In 2018, my family and I travelled to Supt, France to visit the forest, where my great-grandfather was stationed. They were stationed, ironically, in “Forêt de la Joux”, which translates to “The Forest of Joy”. We learned there they were armed with axes and shovels instead of guns. The construction corp quickly got to work building rail lines, trenches, and bridges for the white soldiers they expected to fight alongside. 

Despite the less-than-ideal conditions, for my great-grandfather, this was an adventure of a lifetime. I can only imagine he was happier outdoors. As a son of Louisiana slaves who escaped slavery through the underground railroad, innately he knew how to survive outdoors with nothing. Surprisingly, this wasn’t the first time he had been overseas. In his youth, he had snuck onto boats venturing to Europe to explore the world beyond his difficult life in the maritimes. It seems as though adventure was a way for him to escape the all too familiar climate of racism that Black Canadians faced every day. I believe nature and the outdoors saved him and gave him a sense of critical hope. 

The thing about nature is despite your whole world falling apart around you if you let it, it will always find a way to heal you and bring you joy. While visiting la Forêt de la Joux, it was easy to imagine all the cracks in the trees where the joyful sun would have snuck through and hit my great-grandfather’s face simply to tell him that everything was going to be okay. Sure enough, he’d return home to New Brunswick and have 11 children. One of which is my Papa, Blair Dixon, who despite much rejection due to the colour of his skin, and determined to never give up, became one of the first Black-ordained Anglican ministers in Canada. 

To close, I’d like to introduce you to a significant figure who has helped me better understand what the Black Battalion endured many years ago.
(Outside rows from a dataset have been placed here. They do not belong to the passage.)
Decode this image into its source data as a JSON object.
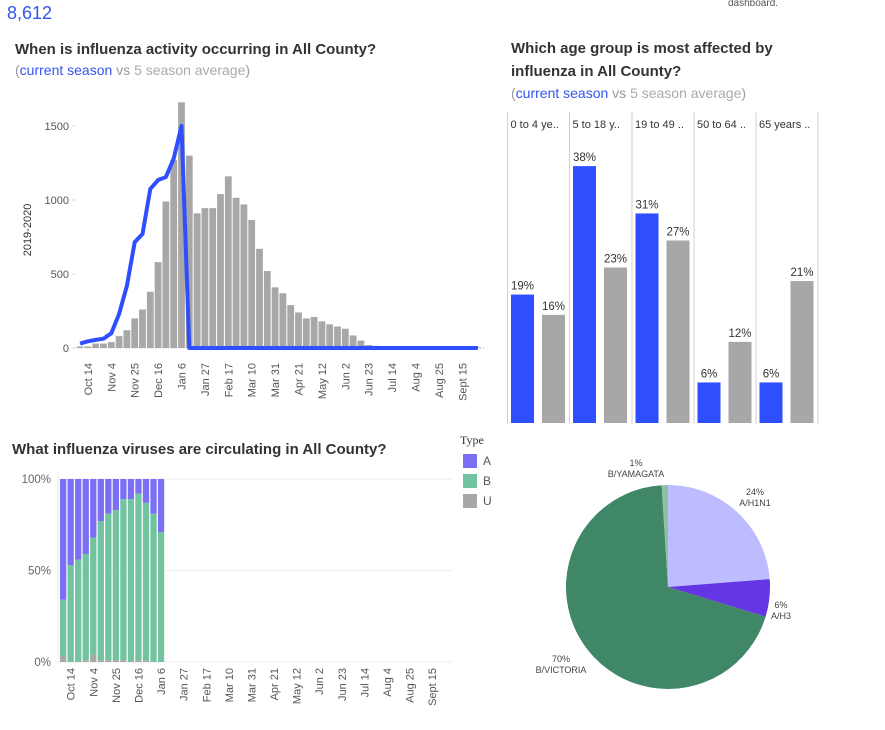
{
  "header": {
    "kpi_value": "8,612",
    "note": "dashboard."
  },
  "activity": {
    "title": "When is influenza activity occurring in All County?",
    "subtitle": {
      "open": "(",
      "current": "current season",
      "vs": " vs ",
      "average": "5 season average",
      "close": ")"
    }
  },
  "age": {
    "title_line1": "Which age group is most affected by",
    "title_line2": "influenza in All County?",
    "subtitle": {
      "open": "(",
      "current": "current season",
      "vs": " vs ",
      "average": "5 season average",
      "close": ")"
    }
  },
  "viruses": {
    "title": "What influenza viruses are circulating in All County?"
  },
  "legend": {
    "title": "Type",
    "items": [
      {
        "label": "A",
        "color": "#7b6ff5"
      },
      {
        "label": "B",
        "color": "#72c4a0"
      },
      {
        "label": "U",
        "color": "#a7a7a7"
      }
    ]
  },
  "colors": {
    "current": "#2f4fff",
    "average": "#a7a7a7"
  },
  "chart_data": [
    {
      "type": "bar+line",
      "ylabel": "2019-2020",
      "ylim": [
        0,
        1700
      ],
      "yticks": [
        "0",
        "500",
        "1000",
        "1500"
      ],
      "ytick_values": [
        0,
        500,
        1000,
        1500
      ],
      "xtick_labels": [
        "Oct 14",
        "Nov 4",
        "Nov 25",
        "Dec 16",
        "Jan 6",
        "Jan 27",
        "Feb 17",
        "Mar 10",
        "Mar 31",
        "Apr 21",
        "May 12",
        "Jun 2",
        "Jun 23",
        "Jul 14",
        "Aug 4",
        "Aug 25",
        "Sept 15"
      ],
      "weeks": 52,
      "series": [
        {
          "kind": "bar",
          "values": [
            10,
            10,
            30,
            30,
            40,
            80,
            120,
            200,
            260,
            380,
            580,
            990,
            1270,
            1660,
            1300,
            910,
            945,
            945,
            1040,
            1160,
            1015,
            970,
            865,
            670,
            520,
            410,
            370,
            290,
            240,
            200,
            210,
            180,
            160,
            145,
            130,
            85,
            50,
            20,
            15,
            5,
            5,
            5,
            5,
            5,
            5,
            5,
            5,
            5,
            5,
            5,
            5,
            5
          ]
        },
        {
          "kind": "line",
          "values": [
            30,
            45,
            55,
            63,
            100,
            230,
            420,
            715,
            770,
            1075,
            1135,
            1155,
            1280,
            1500,
            0,
            0,
            0,
            0,
            0,
            0,
            0,
            0,
            0,
            0,
            0,
            0,
            0,
            0,
            0,
            0,
            0,
            0,
            0,
            0,
            0,
            0,
            0,
            0,
            0,
            0,
            0,
            0,
            0,
            0,
            0,
            0,
            0,
            0,
            0,
            0,
            0,
            0
          ]
        }
      ]
    },
    {
      "type": "bar",
      "categories": [
        "0 to 4 ye..",
        "5 to 18 y..",
        "19 to 49 ..",
        "50 to 64 ..",
        "65 years .."
      ],
      "series": [
        {
          "kind": "current",
          "values": [
            19,
            38,
            31,
            6,
            6
          ],
          "labels": [
            "19%",
            "38%",
            "31%",
            "6%",
            "6%"
          ]
        },
        {
          "kind": "average",
          "values": [
            16,
            23,
            27,
            12,
            21
          ],
          "labels": [
            "16%",
            "23%",
            "27%",
            "12%",
            "21%"
          ]
        }
      ]
    },
    {
      "type": "stacked-bar",
      "yticks": [
        "0%",
        "50%",
        "100%"
      ],
      "ytick_values": [
        0,
        50,
        100
      ],
      "xtick_labels": [
        "Oct 14",
        "Nov 4",
        "Nov 25",
        "Dec 16",
        "Jan 6",
        "Jan 27",
        "Feb 17",
        "Mar 10",
        "Mar 31",
        "Apr 21",
        "May 12",
        "Jun 2",
        "Jun 23",
        "Jul 14",
        "Aug 4",
        "Aug 25",
        "Sept 15"
      ],
      "weeks": 52,
      "series": [
        {
          "name": "U",
          "values": [
            3,
            0,
            0,
            1,
            4,
            1,
            1,
            1,
            1,
            0,
            1,
            1,
            0,
            0
          ]
        },
        {
          "name": "B",
          "values": [
            31,
            53,
            56,
            58,
            64,
            76,
            80,
            82,
            88,
            89,
            91,
            86,
            81,
            71
          ]
        },
        {
          "name": "A",
          "values": [
            66,
            47,
            44,
            41,
            32,
            23,
            19,
            17,
            11,
            11,
            8,
            13,
            19,
            29
          ]
        }
      ]
    },
    {
      "type": "pie",
      "slices": [
        {
          "pct": "24%",
          "label": "A/H1N1",
          "value": 24,
          "color": "#bdbcff"
        },
        {
          "pct": "6%",
          "label": "A/H3",
          "value": 6,
          "color": "#6435e3"
        },
        {
          "pct": "70%",
          "label": "B/VICTORIA",
          "value": 70,
          "color": "#3f8766"
        },
        {
          "pct": "1%",
          "label": "B/YAMAGATA",
          "value": 1,
          "color": "#8fbfa6"
        }
      ]
    }
  ]
}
Her name is Dr. Wanda Thomas Bernard. Dr. Bernard is a Canadian Senator, and a highly regarded social worker, educator, researcher, community activist and advocate of social change. She presented a very powerful address at the No. 2 Construction Battalion National Apology back in July 2022. 

I had the pleasure of attending the long-anticipated event in Truro, Nova Scotia alongside my uncle, Lance Dixon and my papa, Blair Dixon. We were there, among many other descendants on behalf of the Black Battalion, to hear and accept Canada’s long-overdue apology for the poor treatment of these men. I have a clip of Dr. Bernard’s speech that I’d like to share with you. She doesn’t know it, but I have since coined this speech as her “Imagine” speech. In this brief clip, she invites you to imagine what life was like for African Nova Scotians in 1915. 

Imagine. For my great-grandfather, he didn’t have the privilege of imagining. He lived it.

Throughout your life—I encourage you to keep imagining what life is like to walk through this world as a person of colour. I want to invite you to imagine what life was like for my great-grandfather, those he fought with, what they truly fought for, and the cost each of them paid to live in a world where every human could perhaps one day be free. 

Imagining leads to empathy, empathy leads to action, and action leads to change. The future begins here. Thank you.